Urteil verhindert exklusive Monetarisierung von Museumsbeständen
19.10.2012 / ID: 84289
Kunst & Kultur
In der jüngeren Vergangenheit war gleich an mehreren Fronten ein Streit um die Bildrechte an öffentlich zugänglichen Werken entbrannt. Hintergrund sind einerseits Ansprüche von Künstlern, die eine Einschränkung der Panoramafreiheit für gewerblich genutzte Fotos von öffentlich ausgestellten, urheberrechtlich geschützten Kunstwerken fordern und dafür entschädigt werden wollen. Zugleich wollen die Verwalter von öffentlich finanzierten Museen und historischen Anlagen Fotos ihrer Kunstschätze, Parks und Gebäude gewinnbringend selbst vermarkten. Sie erhoffen sich davon, ihre chronisch schwächelnden Etats mit zusätzlichen Einnahmen entlasten zu können
Vor diesem Hintergrund hat nun ein Urteil aus Hamburg für Aufsehen erregt. Geklagt hatte eine bekannte Stiftung aus Berlin, die historische Bauten, darunter mehr als 20 Museumsschlösser sowie diverse Parks und Gärten in Berlin und Brandenburg verwaltet.

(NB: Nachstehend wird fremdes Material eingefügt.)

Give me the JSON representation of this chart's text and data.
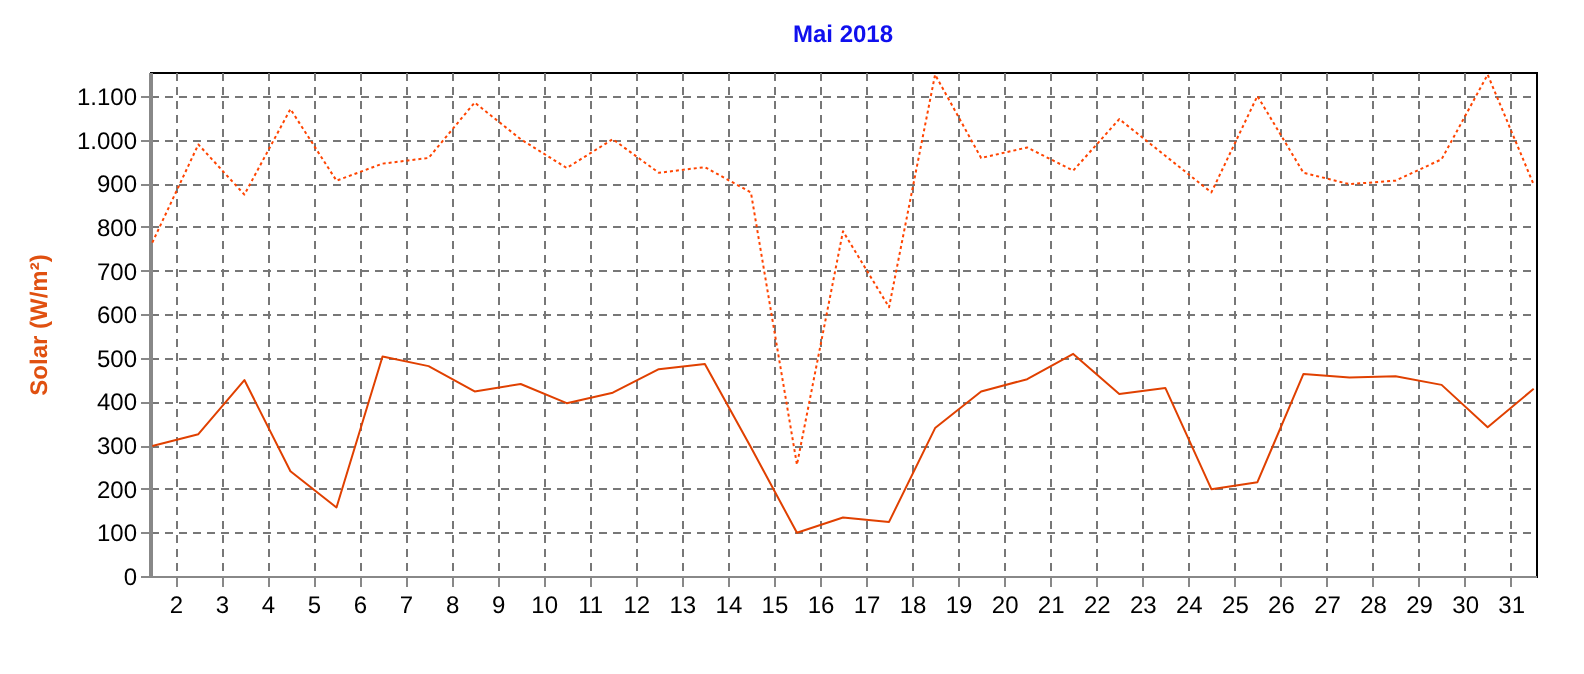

Beklagter war die Hamburger Firma Schmidtke & Schulze GbR, die als Betreiber der Online-Shops Bilder-Bilderrahmen.de (http://www.bilder-bilderrahmen.de) bzw. Quadri-e-Stampe.it (http://www.quadri-e-stampe.it) in Italien zu den bekanntesten Anbietern für hochwertige Kunstreproduktionen und Wandbilder zählen.
Im Streitfall ging es um den Vertrieb von historischen Gemälden als Poster und Kunstdrucke, deren Originalwerke im Besitz der Stiftung sind. Die Forderungen der Stiftung stützten sich überwiegend auf die Behauptung, Eigentum auch an den fotografierten Bildwerken zu haben, da sich die Originalwerke in ihrem Besitz befinden.
Allerdings kam das Hamburger Gericht in erster Instanz zu einer gänzlich anderen Einschätzung. Im Wesentlichen begründete das Amtsgericht das Urteil damit, dass das Fotografieren fremder Gemälde deren Sachsubstanz unberührt lässt und keine Auswirkung auf die Nutzung hat und daher die Reproduktion der Bilder für z.B. Poster (http://www.poster-en-kunstdrukken.nl) auch keine Eigentumsbeeinträchtigung darstellt.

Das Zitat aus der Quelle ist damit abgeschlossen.